Clinical College of Neurology, Neurosurgery and Neurorehabilitation, Tianjin Medical University, 300350, China.
Department of Geriatrics, Tangshan Gongren Hospital, Tangshan City, Hebei Province, 063000, China.
Folia Histochem Cytobiol. 2021;59(1):57-65. doi: 10.5603/FHC.a2021.0007. Epub 2021 Mar 2.
The pathological mechanism of cerebral ischemia/reperfusion (CIR) injury is complicated and unclear. Apart from the involvement of many low-molecular factors it was found that several miRNAs were dysregulated during and after CIR injury in cell models. This study aimed to explore the effects of miR-378a-5p on in vitro model of (CIR) injury-induced neuronal apoptosis and provide a new mechanism of CIR injury.
Primary hippocampal neurons were isolated from newborn Sprague-Dawley rats. Oxygen- glucose deprivation/reoxygenation (OGDR) for 24 h and 48 h was used as an in vitro model of CIR. Cell viability was measured using MTT assay and apoptosis was determined by flow cytometry. Quantitative real time PCR (qRT-PCR) assay and Western blotting were used to examine mRNA and protein expressions, respectively. TargetScan was used to predict the direct target of miR-378a-5p and luciferase assay was used to validate that calmodulin-dependent protein kinase kinase-2 (CAMKK2) was the direct target of miR-378a-5p.
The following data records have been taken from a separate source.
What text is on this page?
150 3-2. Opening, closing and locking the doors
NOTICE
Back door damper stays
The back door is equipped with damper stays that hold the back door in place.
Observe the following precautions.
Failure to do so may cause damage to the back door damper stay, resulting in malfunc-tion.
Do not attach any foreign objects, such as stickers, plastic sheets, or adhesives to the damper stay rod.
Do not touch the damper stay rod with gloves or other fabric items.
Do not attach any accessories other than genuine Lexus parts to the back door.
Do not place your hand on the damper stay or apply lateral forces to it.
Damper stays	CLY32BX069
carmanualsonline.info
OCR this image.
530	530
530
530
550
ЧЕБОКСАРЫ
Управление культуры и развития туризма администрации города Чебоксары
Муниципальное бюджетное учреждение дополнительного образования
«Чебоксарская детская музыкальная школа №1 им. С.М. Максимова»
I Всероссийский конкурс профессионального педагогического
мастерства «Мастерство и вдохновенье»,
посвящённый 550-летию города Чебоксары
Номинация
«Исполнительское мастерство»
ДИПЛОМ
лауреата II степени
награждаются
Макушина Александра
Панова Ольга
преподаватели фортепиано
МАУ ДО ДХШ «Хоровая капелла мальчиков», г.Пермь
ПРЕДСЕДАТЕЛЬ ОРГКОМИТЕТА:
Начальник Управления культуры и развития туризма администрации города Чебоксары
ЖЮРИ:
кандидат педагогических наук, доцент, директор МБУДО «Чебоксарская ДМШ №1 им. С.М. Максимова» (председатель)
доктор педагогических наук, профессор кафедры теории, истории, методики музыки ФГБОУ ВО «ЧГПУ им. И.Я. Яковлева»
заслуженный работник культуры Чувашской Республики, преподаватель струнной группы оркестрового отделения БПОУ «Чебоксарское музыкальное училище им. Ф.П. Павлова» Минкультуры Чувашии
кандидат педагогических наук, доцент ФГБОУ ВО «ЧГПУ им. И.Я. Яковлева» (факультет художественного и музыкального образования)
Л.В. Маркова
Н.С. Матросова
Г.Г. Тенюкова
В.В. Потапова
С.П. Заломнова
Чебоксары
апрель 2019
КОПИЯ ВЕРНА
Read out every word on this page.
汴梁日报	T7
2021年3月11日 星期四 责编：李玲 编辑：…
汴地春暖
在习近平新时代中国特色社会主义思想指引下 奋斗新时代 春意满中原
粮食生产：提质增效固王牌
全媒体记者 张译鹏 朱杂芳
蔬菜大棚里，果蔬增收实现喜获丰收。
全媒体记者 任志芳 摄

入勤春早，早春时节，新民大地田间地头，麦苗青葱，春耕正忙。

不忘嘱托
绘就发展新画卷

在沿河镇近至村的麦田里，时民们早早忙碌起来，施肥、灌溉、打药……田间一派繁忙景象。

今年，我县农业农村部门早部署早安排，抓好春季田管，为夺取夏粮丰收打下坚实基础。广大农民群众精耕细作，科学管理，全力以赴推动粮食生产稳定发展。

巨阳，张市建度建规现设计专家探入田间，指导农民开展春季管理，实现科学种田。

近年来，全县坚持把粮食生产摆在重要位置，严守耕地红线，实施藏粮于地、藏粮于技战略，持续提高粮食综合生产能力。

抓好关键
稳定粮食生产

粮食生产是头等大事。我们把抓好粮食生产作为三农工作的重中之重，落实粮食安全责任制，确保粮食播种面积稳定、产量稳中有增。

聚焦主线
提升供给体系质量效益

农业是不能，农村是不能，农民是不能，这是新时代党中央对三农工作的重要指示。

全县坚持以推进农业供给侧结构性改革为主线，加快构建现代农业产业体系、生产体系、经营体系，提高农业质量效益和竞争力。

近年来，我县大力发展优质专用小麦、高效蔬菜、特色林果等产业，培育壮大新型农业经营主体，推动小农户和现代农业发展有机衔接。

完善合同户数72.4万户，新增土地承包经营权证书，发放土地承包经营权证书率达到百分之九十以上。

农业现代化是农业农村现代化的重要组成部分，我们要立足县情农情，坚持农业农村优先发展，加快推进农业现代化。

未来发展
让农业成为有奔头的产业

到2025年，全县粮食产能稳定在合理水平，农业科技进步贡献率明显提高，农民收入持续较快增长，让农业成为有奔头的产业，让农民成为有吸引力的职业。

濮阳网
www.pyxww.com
miR-378a-5p expression was significantly increased after OGDR at 24 h and 48 h. After OGDR, cell viability was reduced, which was reversed by miR-378a-5p and enhanced by shCAMKK2 plasmid. Cell apoptosis was increased after OGDR, which was prevented by miR-378a-5p and enhanced by shCAMKK2 plasmid. Results of TargetScan and luciferase assay demonstrated that miR-378a-5p could directly bind to 3'-untranslated region (3'-UTR) of CAMKK2. Both mRNA and protein expression of CAMKK2 were downregulated by miR-378a-5p mimics and upregulated by miR-378a-5p inhibitors. Phosphorylation of adenosine monophosphate-activated protein kinase (AMPK) was positively associated with expression of CAMKK2.
Data of this study indicated that miR-378a-5p was significantly overexpressed after OGDR. miR-378a-5p could bind to 3'-UTR of CAMKK2 to inhibit cell proliferation through regulation of CAMKK2/AMPK pathway providing a new mechanism and biomarker for the diagnosis and potential treatment of CIR injury.
脑缺血再灌注(CIR)损伤的病理机制复杂且尚未阐明。除了涉及许多低分子因子外,在细胞模型中还发现几种 miRNA 在 CIR 损伤期间和之后失调。本研究旨在探讨 miR-378a-5p 对体外 CIR 损伤诱导的神经元凋亡模型的影响,并为 CIR 损伤提供新的机制。
原代海马神经元从新生 Sprague-Dawley 大鼠中分离出来。用氧葡萄糖剥夺/复氧(OGDR)24 小时和 48 小时作为体外 CIR 模型。用 MTT 法测定细胞活力,用流式细胞术测定细胞凋亡。用定量实时 PCR(qRT-PCR)检测 mRNA 表达,用 Western blot 检测蛋白表达。TargetScan 用于预测 miR-378a-5p 的直接靶标,并用荧光素酶测定验证钙调蛋白依赖性蛋白激酶激酶-2(CAMKK2)是 miR-378a-5p 的直接靶标。
OGDR 24 小时和 48 小时后,miR-378a-5p 的表达明显增加。OGDR 后,细胞活力降低,miR-378a-5p 逆转,shCAMKK2 质粒增强。OGDR 后细胞凋亡增加,miR-378a-5p 可预防,shCAMKK2 质粒增强。TargetScan 和荧光素酶检测结果表明,miR-378a-5p 可直接与 CAMKK2 的 3'-非翻译区(3'-UTR)结合。miR-378a-5p 模拟物下调 CAMKK2 的 mRNA 和蛋白表达,miR-378a-5p 抑制剂上调 CAMKK2 的表达。腺苷单磷酸激活蛋白激酶(AMPK)的磷酸化与 CAMKK2 的表达呈正相关。
本研究数据表明,OGDR 后 miR-378a-5p 表达明显上调。miR-378a-5p 可与 CAMKK2 的 3'-UTR 结合,通过调节 CAMKK2/AMPK 通路抑制细胞增殖,为 CIR 损伤的诊断和潜在治疗提供新的机制和生物标志物。